慶応大学の入江奈緒子教授は今後、iPS細胞から作った精子と卵子を受精させる技術が確立すれば、遺伝に関わる研究が大幅に進む可能性があると指摘しています。
受精から初期の発生の過程を再現できるようになることで、不妊治療の効率や安全性を高める研究にも役立てられるということです。
入江教授は「生殖細胞や初期発生の研究は人の命の始まりを扱う繊細で重要なもので、倫理的な問題点を整理できたことは非常に意義深い。
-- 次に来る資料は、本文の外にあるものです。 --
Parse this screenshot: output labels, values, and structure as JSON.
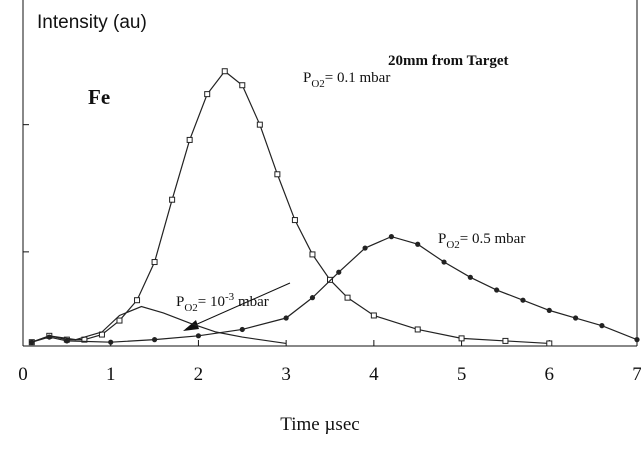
{
  "chart_data": {
    "type": "line",
    "x_label": "Time µsec",
    "y_label": "Intensity (au)",
    "annotations": [
      "Fe",
      "20mm from Target"
    ],
    "xlim": [
      0,
      7
    ],
    "xticks": [
      0,
      1,
      2,
      3,
      4,
      5,
      6,
      7
    ],
    "ylim": [
      0.26,
      2.98
    ],
    "yticks": [
      1,
      2
    ],
    "series": [
      {
        "label": {
          "base": "P",
          "sub": "O2",
          "text": "= 0.1 mbar"
        },
        "marker": "square",
        "color": "#222",
        "x": [
          0.1,
          0.3,
          0.5,
          0.7,
          0.9,
          1.1,
          1.3,
          1.5,
          1.7,
          1.9,
          2.1,
          2.3,
          2.5,
          2.7,
          2.9,
          3.1,
          3.3,
          3.5,
          3.7,
          4.0,
          4.5,
          5.0,
          5.5,
          6.0
        ],
        "values": [
          0.29,
          0.34,
          0.31,
          0.31,
          0.35,
          0.46,
          0.62,
          0.92,
          1.41,
          1.88,
          2.24,
          2.42,
          2.31,
          2.0,
          1.61,
          1.25,
          0.98,
          0.78,
          0.64,
          0.5,
          0.39,
          0.32,
          0.3,
          0.28
        ]
      },
      {
        "label": {
          "base": "P",
          "sub": "O2",
          "text": "= 0.5 mbar"
        },
        "marker": "circle",
        "color": "#222",
        "x": [
          0.1,
          0.3,
          0.5,
          1.0,
          1.5,
          2.0,
          2.5,
          3.0,
          3.3,
          3.6,
          3.9,
          4.2,
          4.5,
          4.8,
          5.1,
          5.4,
          5.7,
          6.0,
          6.3,
          6.6,
          7.0
        ],
        "values": [
          0.29,
          0.33,
          0.3,
          0.29,
          0.31,
          0.34,
          0.39,
          0.48,
          0.64,
          0.84,
          1.03,
          1.12,
          1.06,
          0.92,
          0.8,
          0.7,
          0.62,
          0.54,
          0.48,
          0.42,
          0.31
        ]
      },
      {
        "label": {
          "base": "P",
          "sub": "O2",
          "text": "= 10",
          "sup": "-3",
          "tail": " mbar"
        },
        "marker": "none",
        "color": "#222",
        "x": [
          0.1,
          0.3,
          0.6,
          0.9,
          1.1,
          1.35,
          1.6,
          1.9,
          2.2,
          2.5,
          3.0
        ],
        "values": [
          0.29,
          0.34,
          0.31,
          0.37,
          0.5,
          0.57,
          0.52,
          0.44,
          0.37,
          0.33,
          0.28
        ]
      }
    ]
  }
}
この分野は技術の進歩が速いので、それに追いつけるようルールを作っていくことが大切だ。倫理面と科学の発展のバランスを取りながら進んでほしい」と話していました。
内閣府の生命倫理専門調査会が2025年1月24日に下した決定は、日本の再生医療研究における重要な転換点です。
これまで禁止されていたヒトのiPS細胞やES細胞などの万能細胞からの受精卵作製研究が、厳格な条件下で容認されることになりました。